Rita Mookerjee
POETRY BY RITA MOOKERJEE
LOVE POEM FOR MARIE KONDO
Marie, I have learned to fold
from scores of denim in the blue jean wall at the Gap,
from crisp tissue around pottery and glass bracelets,
from my waist and knees as I fold for b-boys and sous chefs
who trace my tattoos with their fingers, then stop calling in a week,
but, Marie, compared to your origami linens and taut towels
I only know how to make a mess because when you fold,
it is science, it is art, and I crave your cotton geometry.
Marie, how do you button your cardigan to the neck?
I picture your closet of colored knits and skater skirts
curled and perched like macarons in the window of Ladurée
Like drop-pearl earrings, your minimalism is opulent
and I wonder how you learned this sense of restraint,
how you resist hoarding and heaping, stocking and cramming.
Don’t you want to roll your eyes at American families
with photo albums stacked to brush the ceiling?
Marie, how do you stand white women on talk shows
with their clumsy one-liners and bug-eyes as you fold
to greet the audience, fold again to thank the space?
They search for clues in your hand movements, for a shred
of English on the path away from clutter. When you speak,
America’s brow knits like the embroidery on your dress, but to me,
your voice is a hummingbird’s heart, bright with nectar.
Marie, they want your secrets, I wish that you wouldn’t share them.

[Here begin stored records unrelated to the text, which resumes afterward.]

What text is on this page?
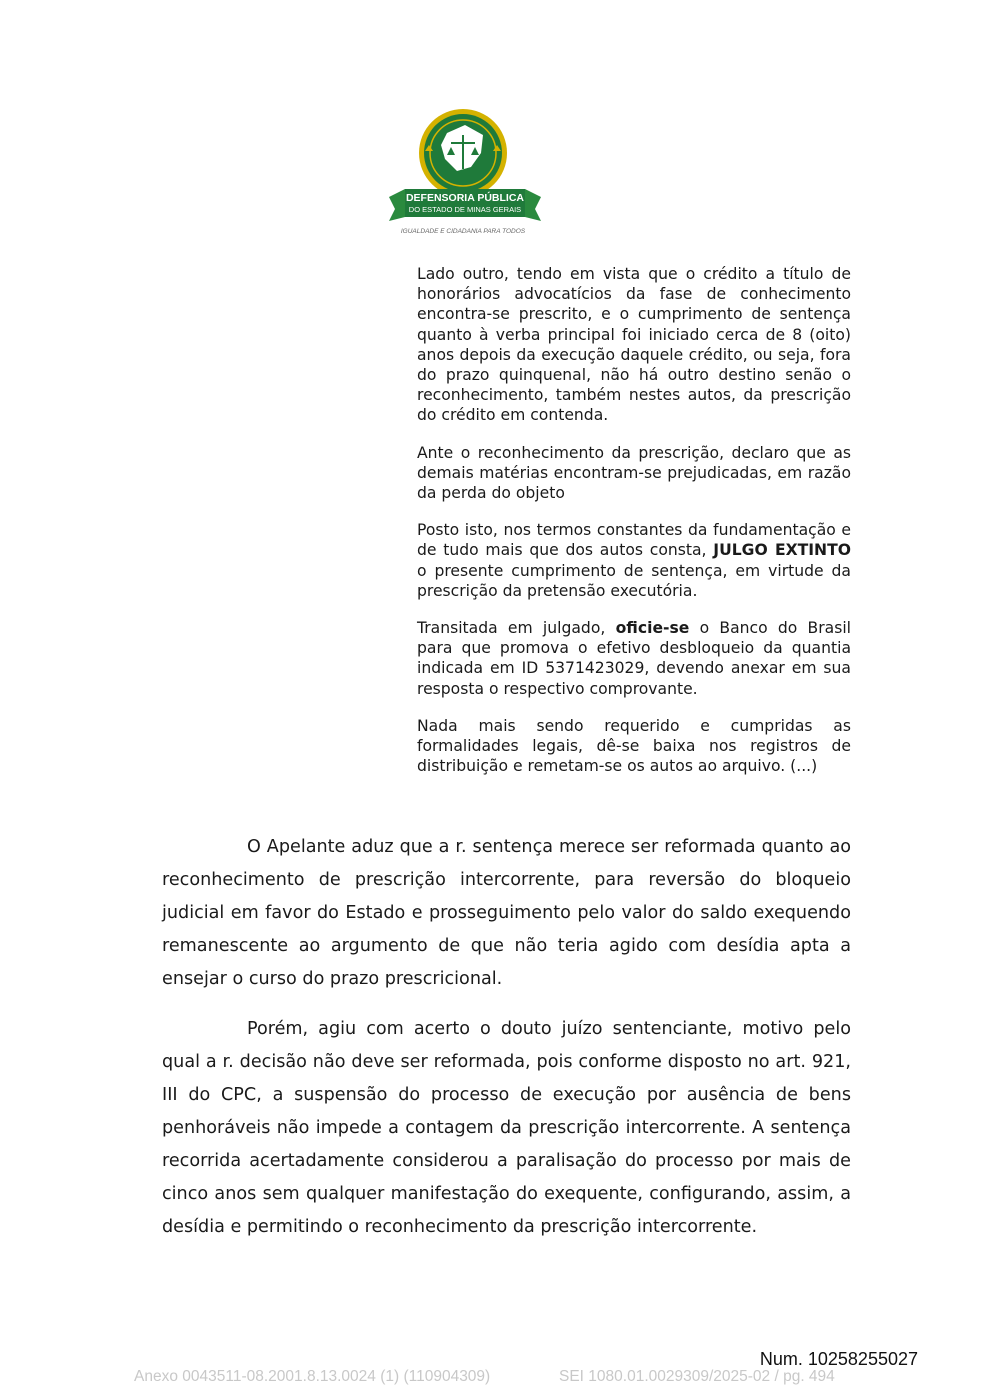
DEFENSORIA PÚBLICA
DO ESTADO DE MINAS GERAIS
IGUALDADE E CIDADANIA PARA TODOS

Lado outro, tendo em vista que o crédito a título de honorários advocatícios da fase de conhecimento encontra-se prescrito, e o cumprimento de sentença quanto à verba principal foi iniciado cerca de 8 (oito) anos depois da execução daquele crédito, ou seja, fora do prazo quinquenal, não há outro destino senão o reconhecimento, também nestes autos, da prescrição do crédito em contenda.

Ante o reconhecimento da prescrição, declaro que as demais matérias encontram-se prejudicadas, em razão da perda do objeto

Posto isto, nos termos constantes da fundamentação e de tudo mais que dos autos consta, JULGO EXTINTO o presente cumprimento de sentença, em virtude da prescrição da pretensão executória.

Transitada em julgado, oficie-se o Banco do Brasil para que promova o efetivo desbloqueio da quantia indicada em ID 5371423029, devendo anexar em sua resposta o respectivo comprovante.

Nada mais sendo requerido e cumpridas as formalidades legais, dê-se baixa nos registros de distribuição e remetam-se os autos ao arquivo. (...)

O Apelante aduz que a r. sentença merece ser reformada quanto ao reconhecimento de prescrição intercorrente, para reversão do bloqueio judicial em favor do Estado e prosseguimento pelo valor do saldo exequendo remanescente ao argumento de que não teria agido com desídia apta a ensejar o curso do prazo prescricional.

Porém, agiu com acerto o douto juízo sentenciante, motivo pelo qual a r. decisão não deve ser reformada, pois conforme disposto no art. 921, III do CPC, a suspensão do processo de execução por ausência de bens penhoráveis não impede a contagem da prescrição intercorrente. A sentença recorrida acertadamente considerou a paralisação do processo por mais de cinco anos sem qualquer manifestação do exequente, configurando, assim, a desídia e permitindo o reconhecimento da prescrição intercorrente.

Num. 10258255027
Anexo 0043511-08.2001.8.13.0024 (1) (110904309)	SEI 1080.01.0029309/2025-02 / pg. 494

I imagine your method is only for me, how you’d gasp at the monotony
of my closet and force me to stop hoarding black tunics and candles
and old train tickets from Taipei. Marie, I bought a plastic honeycomb
for storing my lipsticks, sixty or more, and they’re mostly brown-beige.
What is the name of your lipstick? Marie, my mother says that women
are most beautiful with hair pulled back in a bun, and I’d like to see
how you put yours up, maybe in one coil with a lonely pin? I know
that your bun would be sleek, but soft, and how is it that you balance
firmness with grace? Marie, you are most beautiful when you tell
people to throw away their rats’ nests of receipts, their stacks
of sentimental trash, leaving desks spotless and drawers neat.
Marie, I wish we met at sixteen so you could watch me tie
my pointe shoes, their folded ribbons taut at my ankles.
Marie, forget tidy; for you, I would scrub clean.